Adela apoyó la mano derecha sobre el hombro de la anciana.
Como respuesta, todo el cuerpo se levantó con violencia y giró sobre sí mismo, hasta mostrarse, sin las cobijas, frente a Adela: era la anciana, en efecto, con los ojos abiertos como platos y los brazos extendidos, pero sus labios estaban cosidos de una forma horrible: la cuerda que los surcaba estaba petrificada por una costra de sangre seca.
Adela salió de la habitación gritando y pidiendo auxilio y en cuanto logró alcanzar los peldaños de la escalera de caracol, la figura de Krzyzanowska le cerró el paso, obligándola a retroceder.
—¿Qué pasa? ¿Acaso quiere algo de mí? ¡Déjeme ir! —suplicaba Adela.
—Ocurre, Adela —le dijo entonces  Krzyzanowska—, que soy una de las niñas que el buen Ángel de Varsovia, Irena Sendler, arrebató a su madre para salvarme del Holocausto. ¿Acaso no sabes la historia, Adela? Sucedió durante la Segunda Guerra Mundial, el año, 1939: Irena formaba parte del Departamento de Bienestar Social de Varsovia que se encargaba de atender los comedores comunitarios de la ciudad. Allí comenzó a hacerse conocer como un alma noble que se preocupaba por todos. El Gueto de Varsovia, creado en Polonia por los Nazis en 1942, fue el peor infierno que un ser humano pueda imaginar. Irena fue una de las pocas polacas que ingresó al Gueto.
Adela estaba aterrorizada, confundida, no sabía qué tenía que ver ella con aquella historia.
—La buena de Irena me sacó del Gueto, escondida en un ataúd agujereado, para que pudiera respirar. Me inyectó un narcótico y me hizo pasar por muerta. Junto conmigo, huyeron doscientos niños más y como éramos tantos, Irena envió a la mayoría con otras familias, a diferentes partes del mundo, pero algo salió mal conmigo: las colaboradoras de Irena olvidaron abrir el ataúd para liberarme. Cuando desperté, no podía hablar; alguien me había cosido los labios, no sé por qué, quizá para que no gritara y arruinara todo el plan... y tuve que pasar tres noches de espanto, hasta que me rescataron, Adela; pero olvidemos eso, que ahora es tu turno para acompañarnos.
—¿Mi turno? —preguntó Adela, horrorizada, al momento que veía que Krzyzanowska sacaba del antebrazo derecho de su abrigo negro, un agujón del cual colgaba una cuerda como la que estaba entrelazada en los labios de la anciana.

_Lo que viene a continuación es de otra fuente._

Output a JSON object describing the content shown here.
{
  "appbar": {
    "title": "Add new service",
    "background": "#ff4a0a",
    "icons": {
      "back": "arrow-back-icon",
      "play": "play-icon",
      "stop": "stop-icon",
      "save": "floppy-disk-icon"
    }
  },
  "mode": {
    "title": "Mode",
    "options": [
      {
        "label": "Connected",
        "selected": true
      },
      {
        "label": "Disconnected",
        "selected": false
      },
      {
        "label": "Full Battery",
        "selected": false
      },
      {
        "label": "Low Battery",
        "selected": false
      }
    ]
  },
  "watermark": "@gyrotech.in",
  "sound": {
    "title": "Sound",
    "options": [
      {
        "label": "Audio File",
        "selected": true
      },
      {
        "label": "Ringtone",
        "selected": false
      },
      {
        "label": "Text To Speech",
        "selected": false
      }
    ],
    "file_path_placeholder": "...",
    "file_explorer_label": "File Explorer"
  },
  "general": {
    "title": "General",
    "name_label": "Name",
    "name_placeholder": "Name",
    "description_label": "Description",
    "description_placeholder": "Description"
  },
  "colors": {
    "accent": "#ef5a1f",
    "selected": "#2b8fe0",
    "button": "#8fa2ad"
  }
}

—Para ser parte de mi colección —respondió Krzyzanowska.

6
Adela no volvió a la pensión ni a su pueblo ni a ningún lugar. Estaría, entre los cientos de cuartos de la Casa Varsovia, resignada a quedarse allí, sin poder escapar, sin intentarlo nunca. Sería parte integral de la Colección Krzyzanowska[1], como actualmente son parte de ella, cientos de enfermeras: mujeres jóvenes, maduras, ancianas, incluso estudiantes de enfermería. Todas, hoy en día, desaparecidas para el mundo exterior. Y todas sin poder hablar.